Penurunan kontribusi sektor properti dinilai David terjadi lantaran kelebihan pasokan (over supply) pada beberapa segmen, seperti segmen perkantoran, apartemen, hotel, hingga segmen bawah seperti rumah tapak dengan luas di bawah 700 meter persegi. Kondisi ini memengaruhi keuntungan di sektor ini. "Sejak booming (harga) komoditas sampai 3-4 tahun terakhir (sektor properti) lesu," ujarnya.

(Baca juga: Survei BI: Kenaikan Harga Hunian Melambat)

Ia pun melihat peluang membesarnya kontribusi sektor properti dengan adanya penghapusan PPnBM dan PPh Pasal 22. Menurut dia, bukan hanya pasar rumah pertama yang bakal bergairah, tapi juga rumah bekas. Kebijakan ini juga bisa membuat investasi properti mewah di dalam negeri berdaya saing terhadap negara lain.

Ditambahkannya, bila kebijakan ini mengakibatkan laju pertumbuhan sektor properti terlalu kencang, pemerintah dapat kembali menggunakan instrumen perpajakan buat mengendalikan pertumbuhannya.

Di sisi lain, Direktur Eksekutif Center for Indonesia Taxation Analysis (CITA) Yustinus Prastowo menilai rencana penghapusan pajak tersebut tidak pas. "Kalau dihapus tujuan perpajakan tidak tercapai," ujarnya. "Tujuan PPnBM kan memenuhi rasa keadilan dengan masyarakat berpenghasilan rendah, selain mengatur konsumsi."

Ia pun mengusulkan dua opsi kebijakan yang dinilainya lebih pas guna mendorong perputaran pasar rumah mewah. Pertama, menaikkan batasan (threshold) rumah mewah yang terkena PPnBM. Kedua, menurunkan tarif PPnBM dengan membuat skema tarif yang progresif.

Adapun saat ini, ketentuan mengenai PPnBM properti mewah diatur dalam Peraturan Menteri Keuangan (PMK) Nomor 35/PMK.03/2017. Tarif PPnBM ditetapkan sebesar 20% dari nilai jual. Pajak ini berlaku untuk rumah dan town house dari jenis nonstrata title dengan harga jual sebesar Rp 20 miliar atau lebih. Selain itu, apartemen, kondominium, town house dari jenis strata title, dan sejenisnya dengan harga jual sebesar Rp 10 miliar atau lebih.

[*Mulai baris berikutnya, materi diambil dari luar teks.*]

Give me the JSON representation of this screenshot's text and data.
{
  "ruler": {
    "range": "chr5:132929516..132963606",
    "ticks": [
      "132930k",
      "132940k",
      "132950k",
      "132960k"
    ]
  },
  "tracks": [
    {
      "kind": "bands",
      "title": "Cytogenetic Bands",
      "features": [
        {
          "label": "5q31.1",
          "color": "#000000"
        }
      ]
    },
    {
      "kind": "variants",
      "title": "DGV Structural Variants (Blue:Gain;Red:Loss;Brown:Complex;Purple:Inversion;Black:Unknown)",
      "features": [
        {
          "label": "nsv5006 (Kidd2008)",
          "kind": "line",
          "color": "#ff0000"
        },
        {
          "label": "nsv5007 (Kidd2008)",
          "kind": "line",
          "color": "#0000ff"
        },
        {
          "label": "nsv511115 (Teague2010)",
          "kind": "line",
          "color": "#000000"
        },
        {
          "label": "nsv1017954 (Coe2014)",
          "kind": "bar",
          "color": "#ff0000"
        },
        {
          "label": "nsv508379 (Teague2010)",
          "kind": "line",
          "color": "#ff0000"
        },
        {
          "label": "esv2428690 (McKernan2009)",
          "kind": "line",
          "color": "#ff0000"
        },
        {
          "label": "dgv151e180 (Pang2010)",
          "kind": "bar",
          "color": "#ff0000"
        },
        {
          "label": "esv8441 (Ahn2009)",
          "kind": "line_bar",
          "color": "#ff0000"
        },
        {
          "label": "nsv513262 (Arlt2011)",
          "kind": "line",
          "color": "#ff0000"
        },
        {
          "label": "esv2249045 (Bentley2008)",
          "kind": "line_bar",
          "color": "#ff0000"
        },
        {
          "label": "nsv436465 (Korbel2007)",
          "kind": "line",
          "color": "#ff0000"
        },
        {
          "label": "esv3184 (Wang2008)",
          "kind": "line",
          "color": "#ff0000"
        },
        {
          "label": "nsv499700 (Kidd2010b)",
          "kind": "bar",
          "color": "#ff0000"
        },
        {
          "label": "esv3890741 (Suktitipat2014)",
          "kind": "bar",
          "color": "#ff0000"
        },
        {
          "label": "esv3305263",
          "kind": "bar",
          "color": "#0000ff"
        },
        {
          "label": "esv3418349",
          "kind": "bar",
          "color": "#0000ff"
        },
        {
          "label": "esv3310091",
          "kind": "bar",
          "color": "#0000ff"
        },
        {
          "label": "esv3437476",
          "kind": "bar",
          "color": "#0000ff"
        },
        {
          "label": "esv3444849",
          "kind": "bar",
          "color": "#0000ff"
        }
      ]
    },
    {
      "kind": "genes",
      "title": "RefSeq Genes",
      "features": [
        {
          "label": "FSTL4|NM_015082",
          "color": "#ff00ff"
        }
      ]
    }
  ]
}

Sementara itu, ketentuan mengenai PPh 22 untuk properti mewah diatur dalam PMK No.90/PMK.03/2015 yang merupakan perubahan dari PMK No.253/PMK.03/2008. Tarif pajak yang dikenakan adalah 5% bagi rumah beserta tanahnya, dengan harga jual atau harga pengalihannya lebih dari Rp 5 miliar atau luas bangunan lebih dari 400 meter persegi. Selain itu, apartemen, kondominium, dan sejenisnya dengan harga jual atau harga pengalihannya lebih dari Rp 5 miliar atau luas bangunan lebih dari 150 meter persegi.